Bishop of Truro: So [this review] is about change more broadly, and indeed perhaps policy change as well. This is an issue that affects tens of thousands if not more in Pakistan, and in many other places.
Foreign Secretary: And the final question, Patrick from The Guardian.
Patrick Wintour, The Guardian: The UK already rubs up the many Islamic and autocratic states in meetings by demanding action on human rights either in private or public. Are you not just adding another gripe which will annoy these countries and reduce UK influence? And how finally, do you prevent this becoming a vehicle for right wing Islamophobia as you said, you’re sure it will not.
Foreign Secretary: Well first of all on the second question. I just don’t think there’s any possibility of this becoming any vehicle for malign influence. And the reason is very straightforward, that we press equally hard for all faiths. So long before I had any engagement with Bishop Philip, I was working very hard on the issue of the persecution of the Rohingya in Burma, and it is largely because of their faith that they have suffered the most appalling ethnic cleansing, and what the UN allege to be genocide. So you know there is a very, very serious issue there which we’re looking at. So I think we are doing this completely blind to the specific religion involved but where there’s an issue we should do something.
The first question is an important one. And I think it’s really about the way you raise these issues. We last met I think when we were both in Iran, and we raised some very important human rights issues with the Iranian government. But my view is that a lot of Britain’s power and influence isn’t just about our economic clout in the world, and our military strength and all those things. It’s also because across the world we are seen as a country that stands for certain values, in particular we are seen as a country that together with the United States after the Second World War set up an international order which for all the terrible stories you read in the newspapers has probably been the most successful international order in the history of humanity, and people associate us as being one of the architects of that order. And therefore they’re looking for us to take a lead on issues like this, but not only issues like this, but also issues like climate change and media freedom which are not just important for the UK, but important for everyone. And so that’s why I think it is important that we do look at these campaigns and do the right thing, whilst recognising that diplomatic realities mean that we’re not always able to do as much as we want, but that doesn’t mean that we shouldn’t do anything at all.

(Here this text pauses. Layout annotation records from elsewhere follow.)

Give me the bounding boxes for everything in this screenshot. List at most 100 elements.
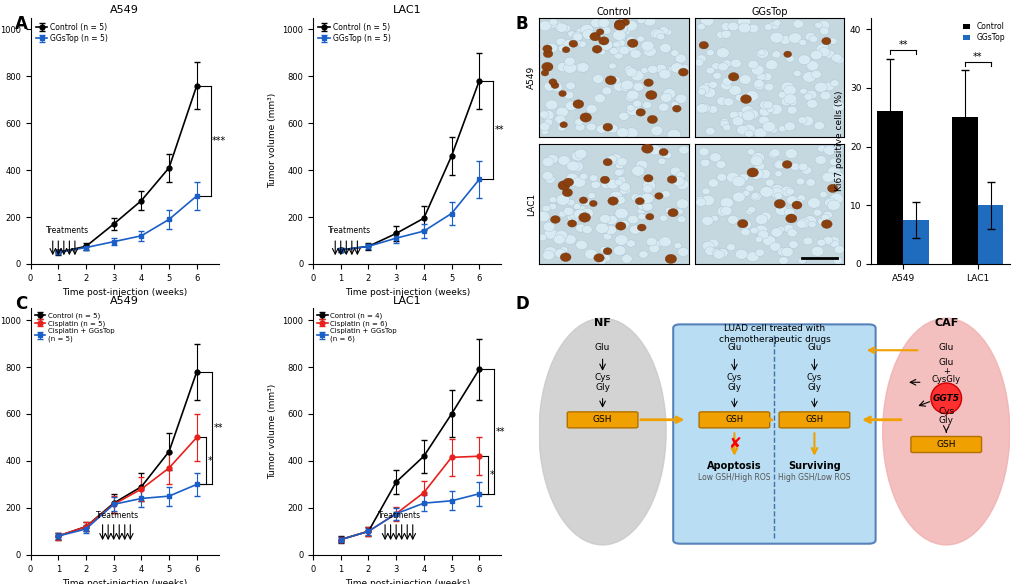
Circle shape [803,93,812,100]
Circle shape [716,249,728,258]
Circle shape [694,59,703,66]
Circle shape [754,162,764,170]
Circle shape [624,20,637,31]
Circle shape [788,241,798,248]
Circle shape [547,250,555,257]
Circle shape [594,20,602,27]
Circle shape [564,57,575,65]
Circle shape [698,103,709,113]
Circle shape [798,163,807,171]
Circle shape [546,155,557,164]
Text: GSH: GSH [592,415,611,424]
Circle shape [626,90,638,100]
Circle shape [730,59,741,68]
Circle shape [740,228,749,236]
Circle shape [773,193,782,199]
Circle shape [606,155,616,163]
Circle shape [707,179,718,187]
Circle shape [582,225,592,234]
Circle shape [658,148,667,156]
Circle shape [601,27,610,34]
Circle shape [566,173,577,182]
Circle shape [597,18,609,27]
FancyBboxPatch shape [698,412,769,428]
Circle shape [565,101,577,110]
Circle shape [610,193,619,200]
Text: GSH: GSH [805,415,822,424]
Circle shape [727,215,738,224]
Circle shape [599,246,607,253]
Circle shape [774,206,787,215]
Circle shape [769,242,781,251]
Circle shape [562,178,573,186]
Text: Treatments: Treatments [378,511,421,520]
Circle shape [633,82,643,91]
Circle shape [802,72,815,82]
Circle shape [716,173,727,181]
Circle shape [803,215,815,226]
Circle shape [557,180,570,190]
Circle shape [608,154,622,164]
Circle shape [720,30,731,38]
Circle shape [637,214,645,220]
Circle shape [749,192,760,201]
X-axis label: Time post-injection (weeks): Time post-injection (weeks) [344,288,470,297]
Circle shape [541,70,548,76]
Circle shape [601,87,611,95]
Text: A: A [15,15,29,33]
Circle shape [575,62,588,73]
Circle shape [637,17,645,23]
Circle shape [747,149,754,155]
Circle shape [660,44,671,53]
Circle shape [648,244,658,253]
Circle shape [599,40,612,50]
Bar [903,220,928,264]
Circle shape [556,62,569,72]
Circle shape [781,247,793,257]
Circle shape [777,256,788,265]
Circle shape [613,169,623,176]
Circle shape [814,22,821,28]
X-axis label: Time post-injection (weeks): Time post-injection (weeks) [62,288,187,297]
Circle shape [805,91,816,99]
Text: High GSH/Low ROS: High GSH/Low ROS [777,472,850,482]
Circle shape [675,94,686,103]
Circle shape [548,203,556,210]
Circle shape [540,128,548,135]
Circle shape [711,62,719,69]
Text: GGT5: GGT5 [931,394,959,403]
Circle shape [764,179,773,186]
Circle shape [570,161,583,172]
Circle shape [621,84,629,92]
Circle shape [542,251,554,260]
Circle shape [605,215,616,225]
Y-axis label: A549: A549 [527,66,536,89]
Circle shape [657,158,665,165]
Circle shape [698,148,708,156]
Circle shape [728,72,738,81]
Circle shape [819,91,830,100]
Circle shape [554,115,565,123]
Circle shape [641,41,653,51]
Circle shape [573,177,585,187]
Circle shape [575,224,585,232]
Circle shape [643,16,655,26]
Circle shape [696,55,705,62]
Circle shape [736,125,748,135]
Circle shape [798,39,806,46]
Circle shape [677,216,686,223]
Circle shape [550,215,559,223]
Circle shape [543,82,555,91]
Circle shape [637,208,645,214]
Circle shape [546,19,557,28]
Circle shape [768,21,780,30]
Circle shape [755,228,764,235]
Circle shape [735,94,743,101]
Circle shape [571,151,584,161]
Circle shape [555,38,566,46]
Circle shape [613,21,625,30]
Circle shape [758,116,768,124]
Circle shape [704,247,715,255]
Circle shape [712,72,720,79]
Circle shape [799,88,806,94]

This last response is perhaps the most interesting (notwithstanding the manifest wisdom, nuance and grasp of missional complexity evidenced in the previous answers), because what the Foreign Secretary appears to be saying is that the FCO’s mission to alleviate the suffering of millions of Christians will work because “we press equally hard for all faiths”. It is almost though this will be a covert emphasis; a determination to use British diplomatic freedom and latent power to be all things to all people in order that some might be saved. But then we get the rather confusing, if not altogether muddled: “I think we are doing this completely blind to the specific religion involved but where there’s an issue we should do something.”
How, pray, can one launch and independent review specifically into the persecution of Christians across the globe, and then hope to intervene to bring an end the suffering and trauma endured specifically by Christians, if one is “completely blind to the specific religion involved”?